Bach's preludes and fugues for keyboard are one of the landmarks of western classical music. For each major and minor key of the 12 notes of the scale there is a free-flowing prelude, followed by a tightly-constructed fugue, totalling 24 preludes and 24 fugues. He wrote two such sets, making 48 in all. They are often referred to as 'the 48', or by the more general title 'The Well-Tempered Clavier'.

'Clavier' simply means 'keyboard instrument'. The pieces are usually played on the piano nowadays; in Bach's lifetime the instrument was still being developed, and they would most commonly have been played on a harpsichord.

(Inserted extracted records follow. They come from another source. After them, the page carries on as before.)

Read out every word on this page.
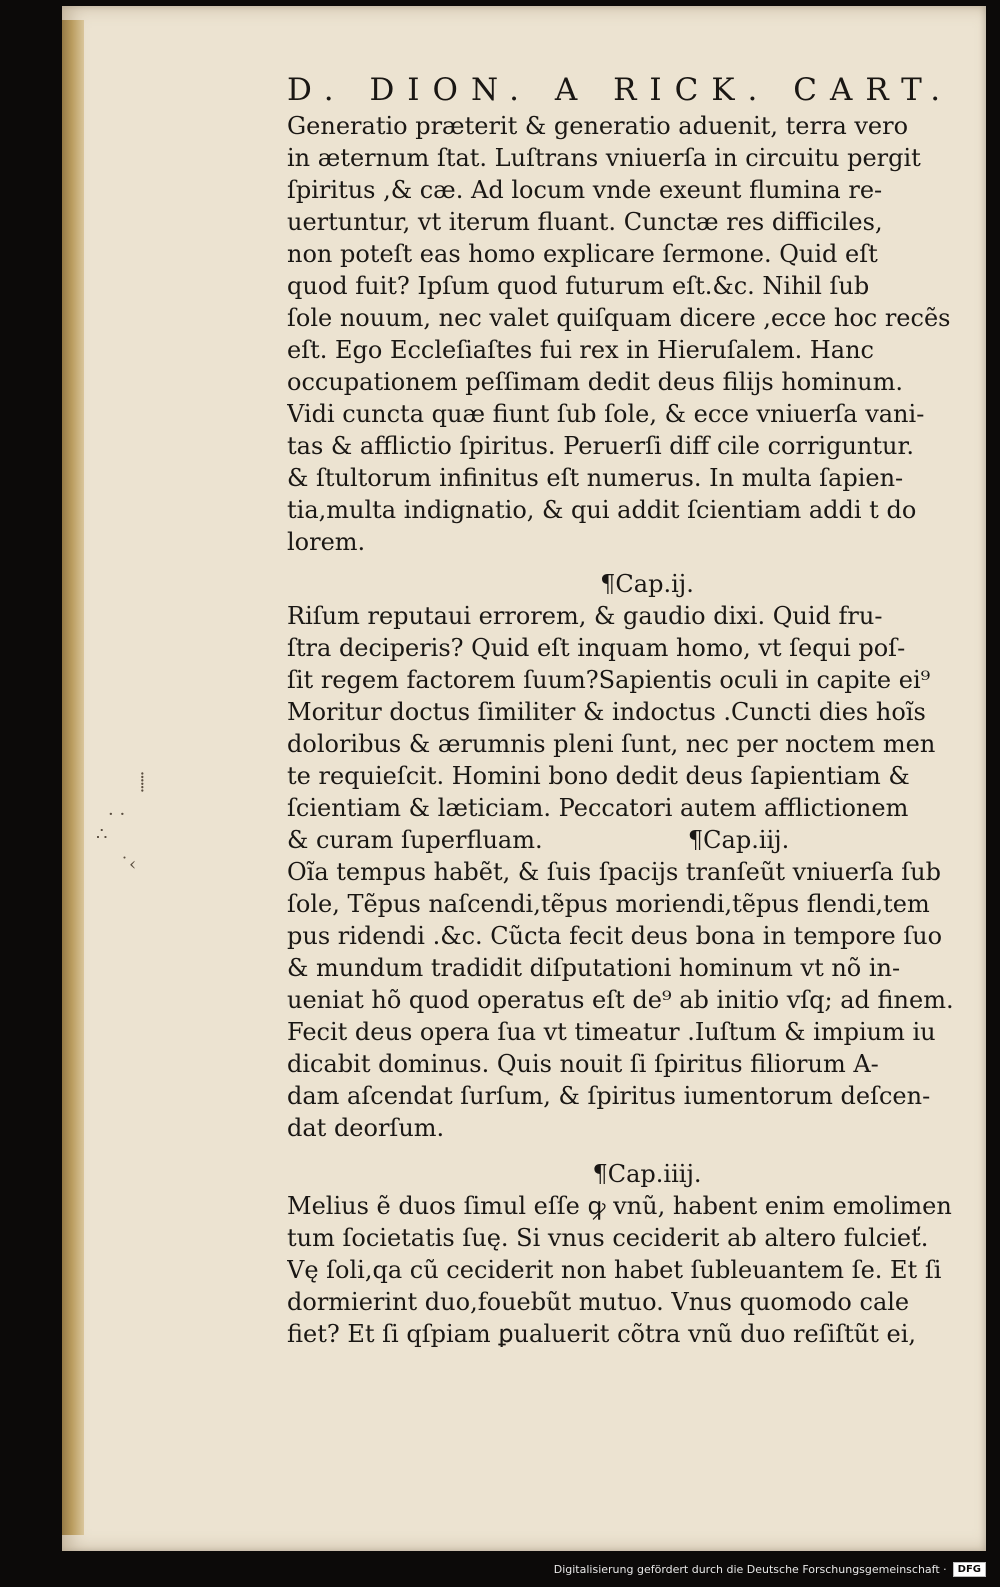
⸽
· ·
∴
˙‹
D. DION. A RICK. CART.
Generatio præterit & generatio aduenit, terra vero
in æternum ſtat. Luſtrans vniuerſa in circuitu pergit
ſpiritus ,& cæ. Ad locum vnde exeunt flumina re-
uertuntur, vt iterum fluant. Cunctæ res difficiles,
non poteſt eas homo explicare ſermone. Quid eſt
quod fuit? Ipſum quod futurum eſt.&c. Nihil ſub
ſole nouum, nec valet quiſquam dicere ,ecce hoc recẽs
eſt. Ego Eccleſiaſtes fui rex in Hieruſalem. Hanc
occupationem peſſimam dedit deus filijs hominum.
Vidi cuncta quæ fiunt ſub ſole, & ecce vniuerſa vani-
tas & afflictio ſpiritus. Peruerſi diff cile corriguntur.
& ſtultorum infinitus eſt numerus. In multa ſapien-
tia,multa indignatio, & qui addit ſcientiam addi t do
lorem.
¶Cap.ij.
Riſum reputaui errorem, & gaudio dixi. Quid fru-
ſtra deciperis? Quid eſt inquam homo, vt ſequi poſ-
ſit regem factorem ſuum?Sapientis oculi in capite ei⁹
Moritur doctus ſimiliter & indoctus .Cuncti dies hoĩs
doloribus & ærumnis pleni ſunt, nec per noctem men
te requieſcit. Homini bono dedit deus ſapientiam &
ſcientiam & læticiam. Peccatori autem afflictionem
& curam ſuperfluam.	¶Cap.iij.
Oĩa tempus habẽt, & ſuis ſpacijs tranſeũt vniuerſa ſub
ſole, Tẽpus naſcendi,tẽpus moriendi,tẽpus flendi,tem
pus ridendi .&c. Cũcta fecit deus bona in tempore ſuo
& mundum tradidit diſputationi hominum vt nõ in-
ueniat hõ quod operatus eſt de⁹ ab initio vſq; ad finem.
Fecit deus opera ſua vt timeatur .Iuſtum & impium iu
dicabit dominus. Quis nouit ſi ſpiritus filiorum A-
dam aſcendat ſurſum, & ſpiritus iumentorum deſcen-
dat deorſum.
¶Cap.iiij.
Melius ẽ duos ſimul eſſe ꝙ vnũ, habent enim emolimen
tum ſocietatis ſuę. Si vnus ceciderit ab altero fulcieť.
Vę ſoli,qa cũ ceciderit non habet ſubleuantem ſe. Et ſi
dormierint duo,fouebũt mutuo. Vnus quomodo cale
fiet? Et ſi qſpiam ꝑualuerit cõtra vnũ duo reſiſtũt ei,
Digitalisierung gefördert durch die Deutsche Forschungsgemeinschaft ·	DFG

The 'well-tempered' refers to the piece's demonstration of how consistently the instrument is tuned across different keys, though exactly which tuning system Bach had in mind is the subject of much scholarly debate.

What does this image show?

Like much of Bach's work, 'The Well-tempered Clavier' was not published in his lifetime, but circulated in manuscript form. In its present state it contains 21 of the 24 preludes and fugues in all the keys. Most were written out by Bach, though a few were copied by his second wife Anna Magdalena. The preludes and fugues are written back to back on large sheets of paper which were originally folded but not bound.

Apart from a single fugue in Berlin, this is the only autograph manuscript of the second book to survive. It shows the beginning of the fugue in A flat major - you can see the second voice (which comes in halfway across the top line) imitating the shape of the first at a higher pitch.